PDXOXO

Image: Kate Madden
When Oregon celebrates its sesquicentennial on February 14, Portland will have reason to throw back a little champagne, too. After all, we’ve been the figurative heart of the state since the first covered wagons rolled in, excepting that brief period around 1850 when a handful of misguided businessmen envisioned Oregon City as the center of industry. To honor Portland’s contributions to Oregon’s greatness, we offer this Valentimeline tracking the lovable highs in Portland history as well as the inevitable lows. Consider it our way of saying, “We love you, Portland.” And sometimes, well, we love you not.
1844
Oregon Territory goes dry. In a shocking display of poor judgment and faulty economic theory, the future microbrew capital of the United States outlaws booze. It’s the first prohibition law in the country.
1845
Cheers! Oregon gets its booze rights back.
1847
Bing Crosby’s great-grandfather, Nathaniel Crosby, builds one of Portland’s finest homes at the corner of SW First Avenue and Washington Street.
1852
Portland has only enough money to build a jail or set up public schools. The city decides that whole education thing can wait another two years—we go with the jail.
1857
Twenty-two-year-old Henry Pittock, who will later become publisher of the Oregonian , makes the first ascent of Mount Hood on August 6.
1873
Eighty years before Brown v. Board of Education , Portland integrates its three schools, allowing thirty black students to attend.
1881
The Portland Police Bureau establishes a minimum height and weight requirement for police officers: 5-foot-10 and 175 pounds. Today’s average American man is 5-foot-9 and 191 pounds. (And no, the requirement is not still in place.)
1885
Fred T. Merrill opens Portland’s first bike shop. By 1898, it’s the biggest bicycle store west of the Mississippi. In 1903, he will run for city council on the slogan Keep Portland Wide Open (as in, keep prostitution and gambling legal). Sound familiar?
1887
The Morrison Bridge, Portland’s first trans-Willamette span, opens. It’s the longest bridge west of the Mississippi.
1888
Beer baron Henry Weinhard offers to send beer flowing from the Skidmore Fountain for a day.

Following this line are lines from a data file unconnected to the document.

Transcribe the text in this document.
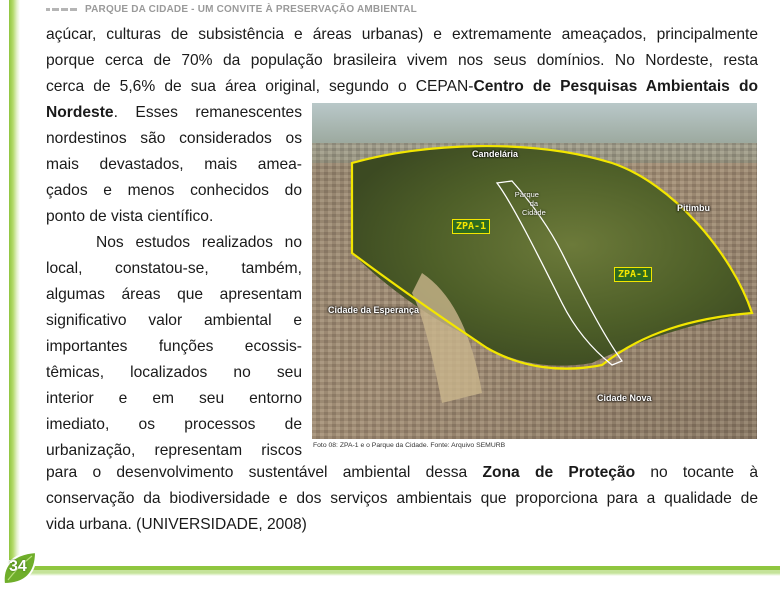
PARQUE DA CIDADE - UM CONVITE À PRESERVAÇÃO AMBIENTAL
açúcar, culturas de subsistência e áreas urbanas) e extremamente ameaçados, principalmente
porque cerca de 70% da população brasileira vivem nos seus domínios. No Nordeste, resta
cerca de 5,6% de sua área original, segundo o CEPAN-Centro de Pesquisas Ambientais do
Nordeste. Esses remanescentes
nordestinos são considerados os
mais devastados, mais amea-
çados e menos conhecidos do
ponto de vista científico.
Nos estudos realizados no
local, constatou-se, também,
algumas áreas que apresentam
significativo valor ambiental e
importantes funções ecossis-
têmicas, localizados no seu
interior e em seu entorno
imediato, os processos de
urbanização, representam riscos
Candelária
Pitimbu
Cidade da Esperança
Cidade Nova
ZPA-1
ZPA-1
Parque
da
Cidade
Foto 08: ZPA-1 e o Parque da Cidade. Fonte: Arquivo SEMURB
para o desenvolvimento sustentável ambiental dessa Zona de Proteção no tocante à
conservação da biodiversidade e dos serviços ambientais que proporciona para a qualidade de
vida urbana. (UNIVERSIDADE, 2008)
34
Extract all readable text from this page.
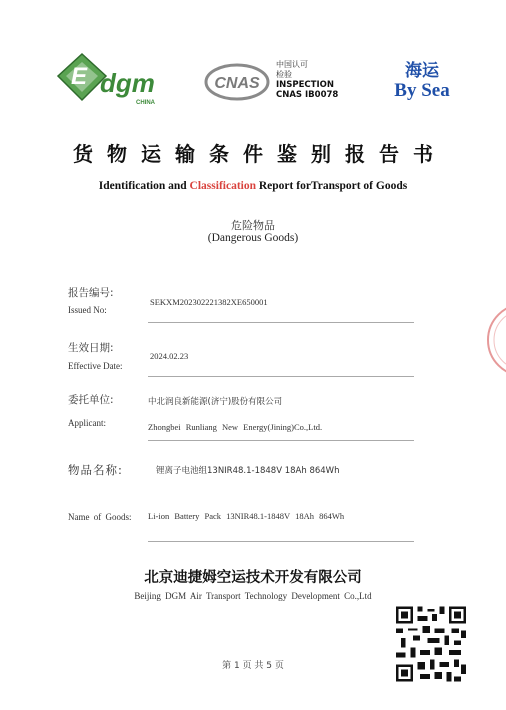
E dgm
CHINA
CNAS
中国认可
检验
INSPECTION
CNAS IB0078
海运
By Sea
货物运输条件鉴别报告书
Identification and Classification Report forTransport of Goods
危险物品
(Dangerous Goods)
报告编号:
Issued No:
SEKXM202302221382XE650001
生效日期:
Effective Date:
2024.02.23
委托单位:
Applicant:
中北润良新能源(济宁)股份有限公司
Zhongbei Runliang New Energy(Jining)Co.,Ltd.
物品名称:	锂离子电池组13NIR48.1-1848V 18Ah 864Wh
Name of Goods: Li-ion Battery Pack 13NIR48.1-1848V 18Ah 864Wh
北京迪捷姆空运技术开发有限公司
Beijing DGM Air Transport Technology Development Co.,Ltd
第 1 页 共 5 页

For some inexplicable reason, the city turns him down.
1890
Census figures report that Portland is 89 percent white. (Today: 78 percent)
1896
Who needs job security? Within the space of nine months, Mayor Sylvester Pennoyer appoints four police chiefs and replaces the entire police force.
1902
Police and firefighters breathe a little easier when the city’s first pension plan is introduced.
1903
Legendary chef James Beard is born in Portland. Our food scene, and the world’s for that matter, will never be the same.
1905
Portland gets its first amusement park, Oaks Park, still in operation today.
1906
The Portland Beavers, our minor league baseball team, win the first of eight Pacific Coast League titles (they also win in 1910, 1911, 1913, 1914, 1932, 1936, and 1945).
1907
The city is connected by 160 miles of electric streetcar tracks, and ridership soars to sixty million. By comparison, today’s rail system (MAX light-rail and the streetcar) covers about fifty miles and averages about thirty-seven million rides each year.
1908
Lola Baldwin becomes the first municipally paid policewoman in the United States when she’s named head of the Portland Police Women’s division.
1912
Women gain the right to vote in Oregon, eight years before it becomes federal law. (Wyoming beat us to the punch by about forty-three years. Yeah, Wyoming.)
1913
Portland gets its first stoplight.
1913
Governor Oswald West successfully champions a bill that turns Oregon’s 363-mile coastline over to the people, protecting it from private development.
1914
Capital punishment is abolished and death penalty ping-pong begins. Oregon will abolish and reinstate the death penalty four times over the next ninety-five years.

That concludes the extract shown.